Felix has procured extra gas rations for faculty, so I get to drive the car to work. It’s sunny and I put on my sunglasses—I have contact lenses now, also thanks to Felix. When I turn on the radio they are finishing a replay of the President’s State of the Union speech: “To persevere is to live—to live together as one country, one nation—together in health, hope, and liberty. Forgiveness is not forgetfulness, but rather an acknowledgement of the innate need for security, survival, and the necessity of recovery. We shall all be reawakened to see a new vision of our nation . . . ” After she finishes there is applause and then a John Lennon song starts playing. I listen to the chorus: “And we all shine on . . . ”
I drive slowly around the commuters on bicycles and on horseback; people wave to each other and smile. I pass by the tank on Main Street and there is a tiny tree sprouting up from the turret. A cardinal warbles and sings on the strongest branch, as red as a drop of blood.
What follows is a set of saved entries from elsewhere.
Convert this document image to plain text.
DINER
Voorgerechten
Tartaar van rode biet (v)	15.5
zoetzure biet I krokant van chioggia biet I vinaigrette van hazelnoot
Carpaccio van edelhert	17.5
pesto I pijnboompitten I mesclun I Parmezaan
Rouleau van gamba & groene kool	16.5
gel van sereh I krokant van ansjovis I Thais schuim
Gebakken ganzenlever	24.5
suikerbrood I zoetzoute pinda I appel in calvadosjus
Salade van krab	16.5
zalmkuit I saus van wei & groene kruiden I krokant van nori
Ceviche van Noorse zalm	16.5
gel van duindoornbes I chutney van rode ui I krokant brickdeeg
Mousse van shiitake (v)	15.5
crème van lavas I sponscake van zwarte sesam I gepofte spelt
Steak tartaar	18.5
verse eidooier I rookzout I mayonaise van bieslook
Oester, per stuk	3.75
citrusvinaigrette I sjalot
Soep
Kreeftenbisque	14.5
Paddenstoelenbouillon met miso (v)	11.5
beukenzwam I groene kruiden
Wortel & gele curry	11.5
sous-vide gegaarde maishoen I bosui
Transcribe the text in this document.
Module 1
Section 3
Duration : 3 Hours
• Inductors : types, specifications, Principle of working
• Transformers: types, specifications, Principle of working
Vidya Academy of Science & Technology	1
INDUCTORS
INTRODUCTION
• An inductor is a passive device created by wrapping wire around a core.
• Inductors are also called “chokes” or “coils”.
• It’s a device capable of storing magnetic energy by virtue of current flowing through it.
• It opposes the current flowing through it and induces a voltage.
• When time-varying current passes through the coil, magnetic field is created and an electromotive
Someday maybe the world will “make it,” as the writer of the Campus Eight had hoped. I don’t know if it will involve remembering or forgetting. I don’t know what languages our silences might speak. But maybe it will be okay. Maybe someday I will tell Cal that I dreamed of him crouched over the body of our daughter, taking bite after loving bite.
A Shepherd of the Valley
Maggie Slater
The low-lying fog across the tarmac made it difficult to be certain, but the figure moving toward the tower limped like a roamer. James Shepherd lifted his binoculars—it was a girl, a young girl, wearing a jacket so large its cuffs hung over her hands and the waist almost down to her knees. She favored her left leg, or perhaps her ankle. No doubt she’d been walking on it unconsciously for weeks, maybe even months.
I can fix that, Shepherd thought, and it made him smile. It had been a while since a roamer wandered onto his ground space. He’d have to give her a good name. A sweet name. Perhaps Esther. Little Esther, he thought, and tapped in the command for Peter to intercept and incapacitate.
Luke was also in the area, not a hundred meters off by Hanger B.
Adding Esther would make his group an even dozen, and that too made Shepherd smile. He pulled off a piece of masking tape and pressed it beneath the others on the control panel. With a marker, he wrote her name.
Twelve was a good number. A holy number, if the Good Book was right. Peter, Matthew, David, John, Paul, Mary, Luke, Bartholomew, Joseph, Martha, Mark, and now Esther. Yes, twelve was right.
As he watched Peter tromp toward the newcomer, Shepherd heard a strange noise over the radio. At first, he thought it might be a breeze caught in Peter’s microphone, but it grew steadily stronger. The moan reached him across the speakers in the air traffic control tower just as the little red button next to Peter’s name began blinking ferociously.
Not a moment after that, Luke’s light started flashing, too.
Shepherd stared at the lights, hardly remembering what they were meant to indicate. It had been so long since one had flashed.
He snatched up his binoculars and looked out at the three figures, now visible and moving toward one another. As he watched, the girl lifted what he’d mistaken for a long stick at her side and pointed it at Peter’s head.